Legislative update:  Supplemental Nutrition Assistance Program (SNAP)

By Irma Ruebling

The Supplemental Nutrition Assistance Program (SNAP) is the program on which most of our Open Door Pantry neighbors depend.  The program is included in the Nutrition section within the Congressional Farm Bill. Congress is currently considering overhauling the requirements for the SNAP program used by 42 million Americans.  The proposed revision of SNAP has 2 main elements:

  1. Most adults between 18 and 59 will be required to work part-time or enroll in 20 hours per week of workforce training beginning in 2021to receive assistance. Pregnant women, people with disabilities, parents with children younger than 6 are exempt.    
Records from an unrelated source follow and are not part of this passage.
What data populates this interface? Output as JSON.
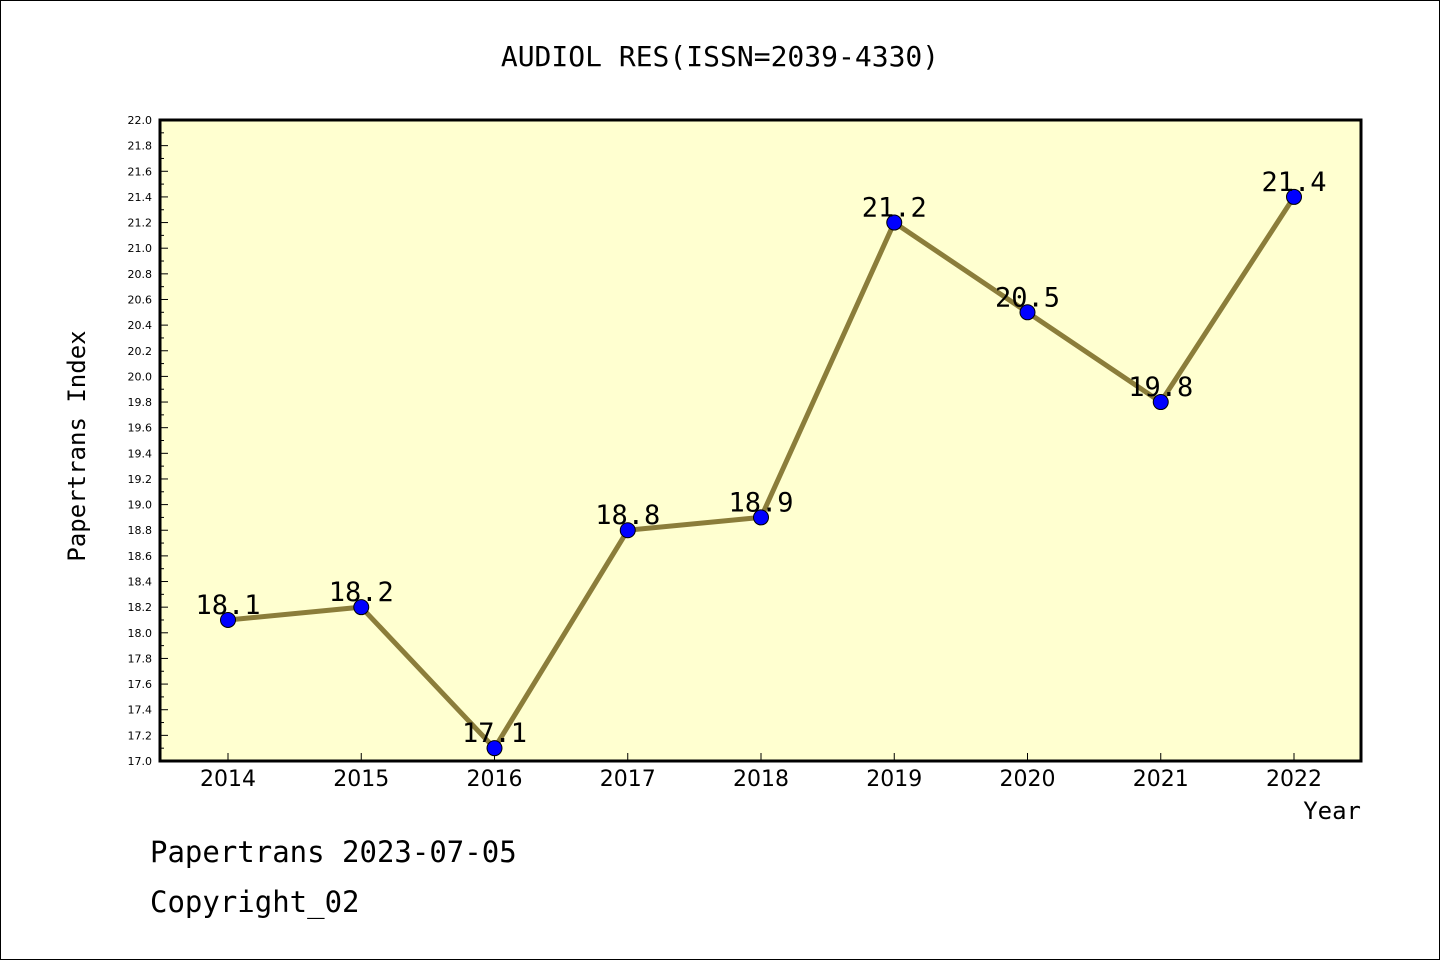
{
  "chart_data": {
    "type": "line",
    "title": "AUDIOL RES(ISSN=2039-4330)",
    "xlabel": "Year",
    "ylabel": "Papertrans Index",
    "x": [
      "2014",
      "2015",
      "2016",
      "2017",
      "2018",
      "2019",
      "2020",
      "2021",
      "2022"
    ],
    "series": [
      {
        "values": [
          18.1,
          18.2,
          17.1,
          18.8,
          18.9,
          21.2,
          20.5,
          19.8,
          21.4
        ],
        "labels": [
          "18.1",
          "18.2",
          "17.1",
          "18.8",
          "18.9",
          "21.2",
          "20.5",
          "19.8",
          "21.4"
        ]
      }
    ],
    "ylim": [
      17.0,
      22.0
    ],
    "yticks": [
      "17.0",
      "17.2",
      "17.4",
      "17.6",
      "17.8",
      "18.0",
      "18.2",
      "18.4",
      "18.6",
      "18.8",
      "19.0",
      "19.2",
      "19.4",
      "19.6",
      "19.8",
      "20.0",
      "20.2",
      "20.4",
      "20.6",
      "20.8",
      "21.0",
      "21.2",
      "21.4",
      "21.6",
      "21.8",
      "22.0"
    ],
    "grid": false,
    "colors": {
      "plot_background": "#ffffd0",
      "line": "#8b7d3a",
      "marker": "#0000ff",
      "axis": "#000000"
    }
  },
  "footer": {
    "line1": "Papertrans 2023-07-05",
    "line2": "Copyright_02"
  }
}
  2. Mandates and massively expands the state training programs available to unemployed participants who cannot find jobs.

Proponents' position states the bill is a practical plan to protect the needy while also helping them become self-sufficient. Michael Conaway R Tex, House agriculture Chairman, stated, “breaking the poverty cycle is the only way forward.” 

Opponents' position states the bill would cut SNAP participation by as many as 1 million people over next 10 years, according to Congressional Budget Office estimates and does not consider the legitimate obstacles SNAP recipients face to enroll in these programs, such as unreliable transportation, low housing security, and shifting child care and medical schedules.

The House farm bill (H. R. 2) failed in the House of Representatives on Friday (May 18) after Freedom Caucus members withheld their votes in the hope of getting immigration legislation to the floor.

The Senate bill (S.3042) protects SNAP benefit levels and eligibility.  It builds on SNAP’s many strengths and avoids the negative changes in H.R. 2. Senate vote on the bill is expected before the July 4th recess.